PS 40-110 - Arctic Vegetation Shifts due to Permafrost Thaw

Abstract: High-latitude ecosystems are experiencing rapid change due to climate warming, with temperatures rising 2-3 times faster than the global average. The magnitude of carbon(C ) stored in these perennially frozen soils, known as permafrost, is nearly 3 times that of the atmosphere with the potential for release as warming leaves these soils vulnerable to thaw and microbial decomposition. Historically, tundra ecosystems have nutrient poor soils and slow rates of elemental cycling due to low annual temperatures and short growing seasons. However, permafrost thaw deepens the seasonally thawed active layer releasing large amounts of deep soil nitrogen, which has generally stimulated plant productivity and increased dwarf shrub abundance in tundra ecosystems over the last two decades. However, this response is highly variable across the landscape, and the environmental drivers of these changes are poorly understood. This study investigated changes in productivity and species composition in the Carbon in Permafrost Experimental Heating Research project (CiPEHR) located in moist acidic tundra underlain by permafrost. Direct biomass measurements collected in 2022 were compared across air and/or soil warming treatments and plant functional types. Indirect measurements of biomass, collected between 2009-2021 using the point-intercept method, were used to analyze changes in species composition over time. Changes in biomass and composition were then related to environmental variables such as water table, active layer depth, subsidence, etc. collected over the course of the experiment.

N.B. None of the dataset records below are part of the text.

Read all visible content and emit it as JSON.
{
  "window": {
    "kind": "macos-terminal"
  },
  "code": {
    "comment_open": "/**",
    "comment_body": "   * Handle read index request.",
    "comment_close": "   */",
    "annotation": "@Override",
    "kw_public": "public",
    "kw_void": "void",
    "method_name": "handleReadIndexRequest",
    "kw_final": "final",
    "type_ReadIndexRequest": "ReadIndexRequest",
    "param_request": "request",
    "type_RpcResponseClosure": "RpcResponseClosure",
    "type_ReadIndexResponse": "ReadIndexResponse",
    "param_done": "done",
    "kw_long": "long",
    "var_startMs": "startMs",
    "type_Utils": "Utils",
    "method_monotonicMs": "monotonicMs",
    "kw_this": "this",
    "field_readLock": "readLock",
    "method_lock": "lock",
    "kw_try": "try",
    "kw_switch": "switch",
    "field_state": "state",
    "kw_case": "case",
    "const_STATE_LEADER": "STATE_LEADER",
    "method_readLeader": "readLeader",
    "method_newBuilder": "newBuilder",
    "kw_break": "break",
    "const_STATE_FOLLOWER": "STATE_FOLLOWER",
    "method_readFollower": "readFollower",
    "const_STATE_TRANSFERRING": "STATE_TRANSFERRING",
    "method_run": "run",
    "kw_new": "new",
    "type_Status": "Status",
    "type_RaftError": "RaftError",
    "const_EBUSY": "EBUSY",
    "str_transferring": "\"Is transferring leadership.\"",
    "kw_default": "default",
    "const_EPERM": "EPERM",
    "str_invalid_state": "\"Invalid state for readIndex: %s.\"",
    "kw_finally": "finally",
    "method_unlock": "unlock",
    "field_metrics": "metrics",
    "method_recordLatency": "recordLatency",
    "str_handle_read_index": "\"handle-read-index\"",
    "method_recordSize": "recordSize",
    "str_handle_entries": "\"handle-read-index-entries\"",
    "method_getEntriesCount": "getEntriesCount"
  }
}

After 14 years, soil warming resulted slightly higher biomass than in control plots. Although this response was due to highly variable soil moisture conditions across replicate fences. Shrub biomass, especially deciduous shrubs, increased under soil warming relative to sedges. After 13 years, indirect estimates of biomass used to determine species compositions, revealed more rapid species composition change in soil warmed plots than controls. These changes were largely driven by increasing water tables and thaw depths in soil warmed plots, though the magnitude of change varied greatly by snow fence. This suggests heterogeneity in soil moisture as an increasingly important driver of vegetation change as Arctic temperatures rise.